The series finally reaches a point of such industrially blended slushiness that a sequel to Mega Man is like a sequel to Tetris.

Each is similar enough that it's really just a new version of the same game, but different enough for people to have preferences. Similar enough that anyone other than a serious fan could not tell apart screenshots from one game to screenshots of another. Similar enough that at this point, I'm having to get out a journal and make handwritten notes in front of the television, because any meaningful differences I want to address are so small that I'm concerned I'll forget them by the time I walk to my keyboard.
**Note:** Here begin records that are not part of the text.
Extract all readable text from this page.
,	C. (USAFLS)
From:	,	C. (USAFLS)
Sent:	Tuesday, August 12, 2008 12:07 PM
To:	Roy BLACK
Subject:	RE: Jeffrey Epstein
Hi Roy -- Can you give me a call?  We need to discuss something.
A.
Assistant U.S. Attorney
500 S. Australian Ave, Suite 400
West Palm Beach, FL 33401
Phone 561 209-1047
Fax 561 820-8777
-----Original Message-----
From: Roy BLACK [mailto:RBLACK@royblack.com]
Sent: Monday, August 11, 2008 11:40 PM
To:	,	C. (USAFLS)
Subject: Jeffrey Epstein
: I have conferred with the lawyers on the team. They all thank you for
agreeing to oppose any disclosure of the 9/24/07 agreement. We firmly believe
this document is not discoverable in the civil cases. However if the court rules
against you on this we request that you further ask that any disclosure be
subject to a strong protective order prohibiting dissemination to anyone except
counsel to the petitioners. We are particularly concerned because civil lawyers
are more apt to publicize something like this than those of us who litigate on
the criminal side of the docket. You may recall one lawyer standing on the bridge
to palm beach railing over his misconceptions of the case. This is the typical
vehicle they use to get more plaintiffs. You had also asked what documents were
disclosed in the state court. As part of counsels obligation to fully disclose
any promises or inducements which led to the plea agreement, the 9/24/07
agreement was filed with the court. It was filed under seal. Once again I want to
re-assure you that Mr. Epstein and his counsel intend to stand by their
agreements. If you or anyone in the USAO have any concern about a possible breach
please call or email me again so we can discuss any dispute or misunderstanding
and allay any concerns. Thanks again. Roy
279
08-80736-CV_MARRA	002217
Art and music are more stellar than ever before, with plenty of the space on the cartridge being used for cutscene graphics, or character sprites that serve no gameplay purpose (Kalinka, Proto Man, and really Cossack himself). Eddie exists. Why don't they just put a power-up on the floor in the rooms where Eddie shows up? Because they liked the idea of a friendly little robot. Though, ironically most Mega Man enemies already have wide bright eyes, so he looks about as hostile as anything else until you realize you can't damage him.

I'll admit I haven't gone through any kind of serious frame by frame analysis, but most of the menus and GUI elements seem a bit more sluggish; this is the first Mega Man game where pausing to switch weapons brings up a menu that covers the entire screen and obscures all game environments and action. It feels like it takes a Robot Master's health bar just a little too long to fill up before the fight starts. It feels like it takes a little longer for the screen to scroll. There's an auto-scroll level.

The Rush abilities are the same as they were in Mega Man 3. I literally never used Rush Marine. There was only one section in the fortress stages where I even considered it, and I opted not to.

When a platform moves or materializes it displaces Mega Man vertically upward rather than horizontally as in previous games. This makes the disappearing block sections a good bit more forgiving than in previous titles, but there are other platforms where collision can feel a bit janky.

Halfway through the first fight with Dr. Wily, the skull on the front of his floating cannon falls off, and he grows a second health bar; this was the absolute peak of the game's difficulty. This was the only boss fight where I used an E-tank, and it probably accounted for 90% of the time that I spent using the Legacy Collection's rewind feature.

It made me realize more than ever before just how miserable playing Mega Man without any kind of cheat, accessibility feature, or specialized controller really is. Even before rewinding, emulators had save states, the PS2 releases added in the turbo firing that many players once bought a third party NES controller for. Playing an original cartridge exclusively on the hardware that it was intended for is not only more difficult, no doubt inspiring in most players either irritation or apathetic discouragement, it is also less interesting.

The charge attack is not, on its own, an interesting addition, especially not in this particular entry. Attempting to use it adds another rhythm to the fight, on top of the movement, attack patterns, and post-damage invulnerability frames on the boss, but it is the least important of these rhythms. It doesn't deal enough damage (to bosses or regular enemies) to be of frequent use, not to mention that the player will likely spend most bosses wielding other weapons anyway. As a counterpart to an extreme rapid fire of an aftermarket turbo feature, it at least gives Mega Man's default arsenal some much needed variety.

Similarly the rewind feature allows greater appreciation for boss design. Seeing a boss do something, waiting through the death animation after it kills you, walking back into the arena, watching the bosses health bar fill up again. It's not long, but it's long enough. Respawning is a multistep process that takes enough of the player's time that they probably aren't even really thinking about what just killed them anymore, or why. A deeper understanding of bosses' patterns used to be reserved for super fans, walkthrough writers, and speedrunners. With the rewind feature, you can see a boss do something, die, rewind a few seconds. At this point you may be able to simply dodge what you think you know the boss will do, but likely they won't do the same thing at all. The removal of consequence and the lack of temporal detachment allows any player to experiment with how their own actions might influence the bosses' behavior.

But none of this really has to do with Mega Man 4 specifically, it's applicable to plenty of these games. Mega Man 4 is only the game that made me realize them.

What Mega Man 4 itself brings to the table is mostly a more lavish reproduction of its predecessor. Its luxurious introductory cutscene serves mostly to retell the Mega Man story, which thus far was only present in the Japanese manual. I found myself occasionally just standing still, appreciating the visuals: the palette cycling fire and mechanic rot of Dust Man's stage, the light show of the endgame teleport chamber. The Robot Master designs in this game are incredibly refined, either in much greater bodily complexity than the plain humanoids of previous games, or simply in the precise placements of each of their pixels managing to create greater illusions of space, depth, and motion. Mega Man himself, originally drawn up by a game designer rather than an illustrator, almost appears out of place.

In short, Mega Man 4 is consistently more impressive, but rarely more satisfying, than the previous games.